In the table below you can see an example of a monthly health insurance payment with additional insurance with a deductible of € 385 per year for a 25 year old person.
Basic Insurance (Basisverzekering) | € 131.95 |
Additional insurance (Aanvullende verzekering) for 6 physiotherapy sessions per year | € 7.25 |
Dental Insurance(€ 200 per year) | € 15.95 |
Total | € 155.15 |
If you want to save on your monthly health insurance premium it is possible to increase the deductible from 385 to 885 euros, you can read more about this in the post How to save on health insurance (Zorgverzekering).
Registration with a General Practitioner (Huisarts)
The family doctor (huisarts) is your first point of contact for any health problem. You should register with a huisarts in your area as soon as you have your health insurance. The huisarts:
- Performs general check-ups and basic treatments.
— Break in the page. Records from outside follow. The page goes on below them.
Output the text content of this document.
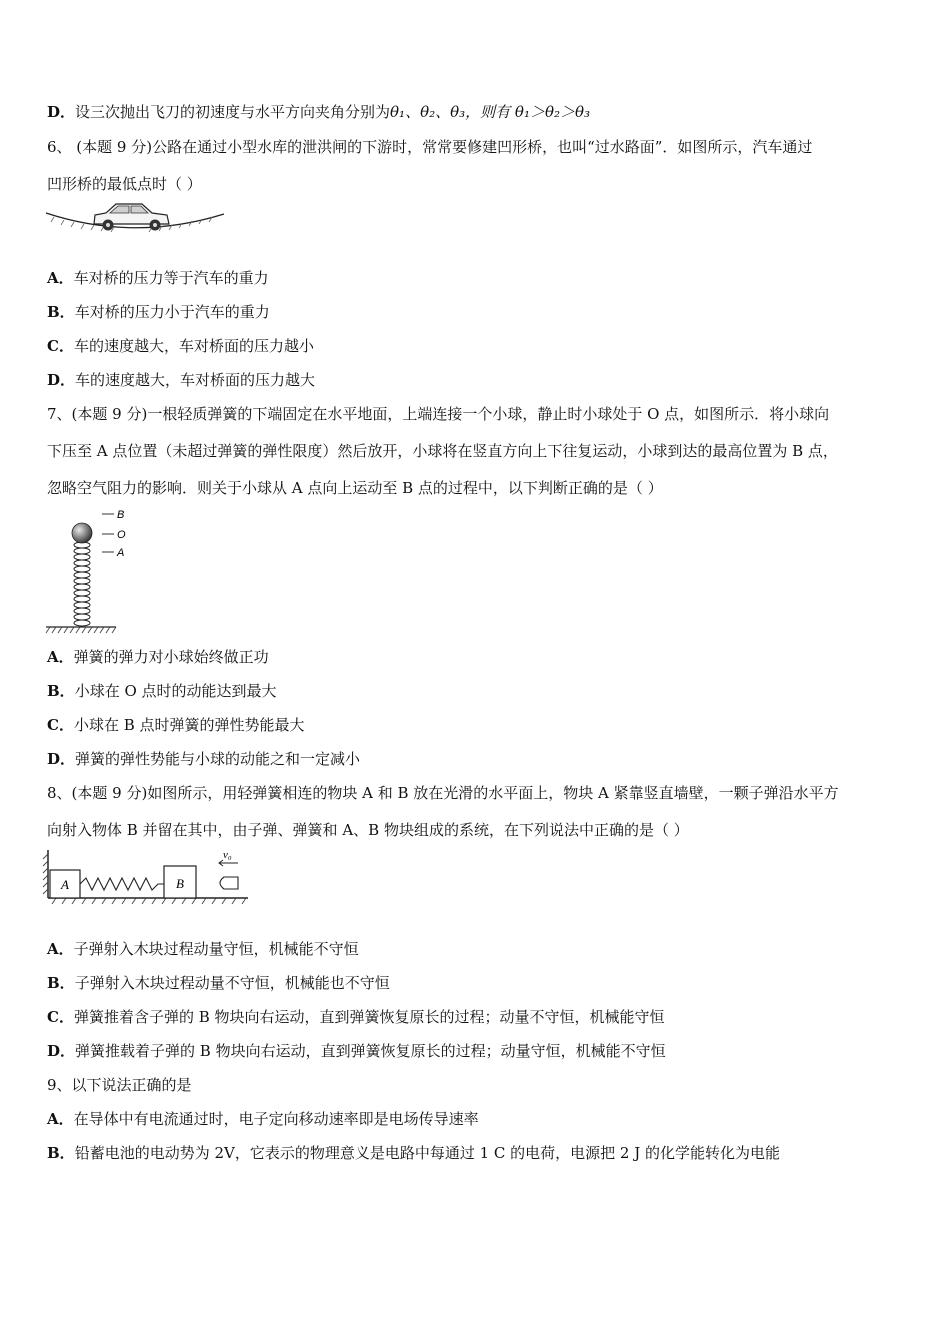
D．设三次抛出飞刀的初速度与水平方向夹角分别为θ₁、θ₂、θ₃，则有 θ₁＞θ₂＞θ₃
6、 (本题 9 分)公路在通过小型水库的泄洪闸的下游时，常常要修建凹形桥，也叫“过水路面”．如图所示，汽车通过
凹形桥的最低点时（ ）
A．车对桥的压力等于汽车的重力
B．车对桥的压力小于汽车的重力
C．车的速度越大，车对桥面的压力越小
D．车的速度越大，车对桥面的压力越大
7、(本题 9 分)一根轻质弹簧的下端固定在水平地面，上端连接一个小球，静止时小球处于 O 点，如图所示．将小球向
下压至 A 点位置（未超过弹簧的弹性限度）然后放开，小球将在竖直方向上下往复运动，小球到达的最高位置为 B 点，
忽略空气阻力的影响．则关于小球从 A 点向上运动至 B 点的过程中，以下判断正确的是（ ）
B
O
A
A．弹簧的弹力对小球始终做正功
B．小球在 O 点时的动能达到最大
C．小球在 B 点时弹簧的弹性势能最大
D．弹簧的弹性势能与小球的动能之和一定减小
8、(本题 9 分)如图所示，用轻弹簧相连的物块 A 和 B 放在光滑的水平面上，物块 A 紧靠竖直墙壁，一颗子弹沿水平方
向射入物体 B 并留在其中，由子弹、弹簧和 A、B 物块组成的系统，在下列说法中正确的是（ ）
A	B
v₀
A．子弹射入木块过程动量守恒，机械能不守恒
B．子弹射入木块过程动量不守恒，机械能也不守恒
C．弹簧推着含子弹的 B 物块向右运动，直到弹簧恢复原长的过程；动量不守恒，机械能守恒
D．弹簧推载着子弹的 B 物块向右运动，直到弹簧恢复原长的过程；动量守恒，机械能不守恒
9、以下说法正确的是
A．在导体中有电流通过时，电子定向移动速率即是电场传导速率
B．铅蓄电池的电动势为 2V，它表示的物理意义是电路中每通过 1 C 的电荷，电源把 2 J 的化学能转化为电能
- Refer you to specialists if necessary.
- Maintains your medical records.
To find a huisarts near you, you can use the Zorgkaart Nederland website.
Emergency Care
In case of emergency, you can go to the emergency room (Spoedeisende Hulp) of a hospital. If you need an ambulance, call 112. For minor emergencies outside the hours of your huisarts, you can contact the on-call service (huisartsenpost). You can look it up on the internet.
Pharmacies
Pharmacies (apotheek) are widely available. Your huisarts will provide you with prescriptions for any medications you need. Be sure to always carry your health insurance and BSN when you visit a pharmacy.
Financial Assistance/Grants
If your income is low, you may be eligible for a health insurance subsidy (zorgtoeslag). You can apply through the Tax Agency’s website (Belastingdienst).